Firstly, I discovered I enjoyed writing about games.  I played World of Warcraft in ANY of the downtime I had from classes, which resulted in me having three level 70 characters (Burning Crusade, yeah!) despite the 13 hours a day I was spending doing school-related things.  I tried to incorporate nerdy issues into my papers, because technology and language, as I’d discovered, were highly intersectional, and they were relatively new and therefore untapped resources for a budding young linguist to bury herself in.

Secondly, I discovered that not only language within the gaming community, but other online communities as well, was beginning to change.  Patterns of discourse veered from the traditional mimicry of spoken language, to shortened forms of words (mostly seen in texting or in chatrooms/messenger programs) and even to syntax variation within certain circles.  The tl;dr of it?  Language was changing and evolving before my very eyes, and it was something I wanted very much to study.

Finally, as a woman who is very interested in gaming, graphics, technology, language, and other nerdy fare, I’ve experienced more than my fair share of sexism.  I want a safe platform to discuss women and girls in video games, and women and girls who play video games.  This is not commensurate with excluding men from discussing these issues, but I would like to say first and foremost that I will not tolerate any trolling, woman-bashing, or basic thread derailing.
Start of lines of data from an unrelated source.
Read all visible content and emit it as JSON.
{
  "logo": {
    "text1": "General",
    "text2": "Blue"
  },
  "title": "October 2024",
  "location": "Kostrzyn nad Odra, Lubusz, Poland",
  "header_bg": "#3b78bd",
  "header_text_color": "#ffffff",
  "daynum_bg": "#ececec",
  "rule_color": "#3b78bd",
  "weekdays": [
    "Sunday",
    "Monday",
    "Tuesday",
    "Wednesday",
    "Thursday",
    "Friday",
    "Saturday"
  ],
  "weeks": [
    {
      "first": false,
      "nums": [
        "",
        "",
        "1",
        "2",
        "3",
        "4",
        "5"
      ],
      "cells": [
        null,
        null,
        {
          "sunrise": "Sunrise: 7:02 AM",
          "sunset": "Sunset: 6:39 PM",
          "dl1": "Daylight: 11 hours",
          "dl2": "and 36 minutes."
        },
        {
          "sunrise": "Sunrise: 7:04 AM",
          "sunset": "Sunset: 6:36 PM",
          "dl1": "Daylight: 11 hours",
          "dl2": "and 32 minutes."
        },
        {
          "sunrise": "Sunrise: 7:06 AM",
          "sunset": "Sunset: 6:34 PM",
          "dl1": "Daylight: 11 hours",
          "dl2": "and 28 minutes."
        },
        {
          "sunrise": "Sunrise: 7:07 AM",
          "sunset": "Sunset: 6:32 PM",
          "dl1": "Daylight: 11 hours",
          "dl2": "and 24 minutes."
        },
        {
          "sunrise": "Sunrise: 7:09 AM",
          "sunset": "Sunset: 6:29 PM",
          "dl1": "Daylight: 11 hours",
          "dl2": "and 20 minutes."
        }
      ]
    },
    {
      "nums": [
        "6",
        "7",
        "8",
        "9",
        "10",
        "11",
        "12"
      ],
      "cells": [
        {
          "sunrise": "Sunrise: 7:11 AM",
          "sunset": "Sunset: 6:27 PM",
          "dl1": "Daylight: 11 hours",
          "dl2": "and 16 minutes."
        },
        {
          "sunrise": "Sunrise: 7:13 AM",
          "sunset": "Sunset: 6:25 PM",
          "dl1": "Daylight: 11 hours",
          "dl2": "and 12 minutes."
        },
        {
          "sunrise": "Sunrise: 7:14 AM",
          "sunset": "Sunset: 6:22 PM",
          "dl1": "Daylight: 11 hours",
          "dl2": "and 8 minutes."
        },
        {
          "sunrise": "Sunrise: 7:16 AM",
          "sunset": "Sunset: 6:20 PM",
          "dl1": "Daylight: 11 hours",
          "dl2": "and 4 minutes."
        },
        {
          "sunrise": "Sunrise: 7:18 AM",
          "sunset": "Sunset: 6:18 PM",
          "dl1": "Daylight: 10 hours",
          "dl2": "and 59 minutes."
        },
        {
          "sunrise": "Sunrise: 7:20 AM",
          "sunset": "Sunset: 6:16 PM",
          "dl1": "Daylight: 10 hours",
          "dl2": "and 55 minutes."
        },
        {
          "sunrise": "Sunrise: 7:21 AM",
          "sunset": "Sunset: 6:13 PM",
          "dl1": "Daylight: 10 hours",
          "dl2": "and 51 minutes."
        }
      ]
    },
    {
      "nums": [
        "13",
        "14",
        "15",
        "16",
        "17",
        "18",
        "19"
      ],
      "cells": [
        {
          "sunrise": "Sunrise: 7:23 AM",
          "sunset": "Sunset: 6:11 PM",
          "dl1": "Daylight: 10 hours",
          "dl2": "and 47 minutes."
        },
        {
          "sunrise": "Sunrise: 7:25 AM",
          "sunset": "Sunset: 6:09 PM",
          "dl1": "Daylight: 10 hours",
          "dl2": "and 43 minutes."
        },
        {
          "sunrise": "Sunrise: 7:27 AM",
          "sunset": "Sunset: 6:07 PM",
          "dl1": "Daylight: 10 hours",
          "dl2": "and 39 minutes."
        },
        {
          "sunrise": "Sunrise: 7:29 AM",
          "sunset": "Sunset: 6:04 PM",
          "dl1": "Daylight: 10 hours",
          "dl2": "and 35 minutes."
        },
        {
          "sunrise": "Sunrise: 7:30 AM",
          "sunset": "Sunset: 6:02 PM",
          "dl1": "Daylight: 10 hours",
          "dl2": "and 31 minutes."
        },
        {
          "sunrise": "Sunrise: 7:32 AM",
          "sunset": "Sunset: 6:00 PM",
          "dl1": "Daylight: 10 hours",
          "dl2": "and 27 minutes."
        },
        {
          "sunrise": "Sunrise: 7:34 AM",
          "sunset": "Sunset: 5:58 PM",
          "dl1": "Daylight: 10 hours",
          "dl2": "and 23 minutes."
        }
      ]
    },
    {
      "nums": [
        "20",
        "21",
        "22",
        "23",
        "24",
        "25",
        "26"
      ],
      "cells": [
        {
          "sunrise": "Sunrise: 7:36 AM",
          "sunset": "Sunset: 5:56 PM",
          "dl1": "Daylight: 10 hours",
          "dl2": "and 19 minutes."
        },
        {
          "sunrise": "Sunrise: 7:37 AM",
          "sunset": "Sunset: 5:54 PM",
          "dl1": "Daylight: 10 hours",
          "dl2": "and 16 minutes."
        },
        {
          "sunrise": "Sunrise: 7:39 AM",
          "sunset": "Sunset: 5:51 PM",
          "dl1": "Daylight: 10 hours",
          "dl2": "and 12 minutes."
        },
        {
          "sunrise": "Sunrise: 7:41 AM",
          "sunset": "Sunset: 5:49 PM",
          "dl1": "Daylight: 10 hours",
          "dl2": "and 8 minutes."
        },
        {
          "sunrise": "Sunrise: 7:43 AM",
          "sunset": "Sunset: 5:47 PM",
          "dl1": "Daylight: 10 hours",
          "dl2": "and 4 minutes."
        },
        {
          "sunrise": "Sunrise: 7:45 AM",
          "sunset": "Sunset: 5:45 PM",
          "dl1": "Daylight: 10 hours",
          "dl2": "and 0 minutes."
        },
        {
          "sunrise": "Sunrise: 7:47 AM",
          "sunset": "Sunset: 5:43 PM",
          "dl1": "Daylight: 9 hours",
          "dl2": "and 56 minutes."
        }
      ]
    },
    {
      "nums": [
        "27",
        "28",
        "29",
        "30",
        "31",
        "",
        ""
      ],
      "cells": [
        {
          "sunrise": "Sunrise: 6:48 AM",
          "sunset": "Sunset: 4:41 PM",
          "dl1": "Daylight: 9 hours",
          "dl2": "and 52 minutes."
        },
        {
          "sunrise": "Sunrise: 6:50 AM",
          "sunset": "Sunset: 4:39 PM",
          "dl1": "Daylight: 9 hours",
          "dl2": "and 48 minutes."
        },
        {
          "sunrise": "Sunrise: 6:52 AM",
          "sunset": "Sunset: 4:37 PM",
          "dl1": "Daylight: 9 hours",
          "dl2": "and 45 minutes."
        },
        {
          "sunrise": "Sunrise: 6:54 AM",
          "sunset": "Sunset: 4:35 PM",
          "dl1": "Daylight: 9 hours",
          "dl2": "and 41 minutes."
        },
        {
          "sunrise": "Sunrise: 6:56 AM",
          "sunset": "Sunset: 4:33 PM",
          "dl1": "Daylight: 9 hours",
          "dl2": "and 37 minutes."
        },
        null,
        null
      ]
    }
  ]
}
I am the only judge of what is, or is not considered to be any of the aforementioned taboos, so honestly, I don’t give a shit if you don’t agree with my calls.  Also, I expect that if you have any criticism, you can keep it constructive and not destructive.  I welcome debate, as long as it doesn’t get too heated.

So, this blog will be an exploration.  I want it to be open to non-linguists and linguists alike, and to all genders.  I look forward to sharing with you!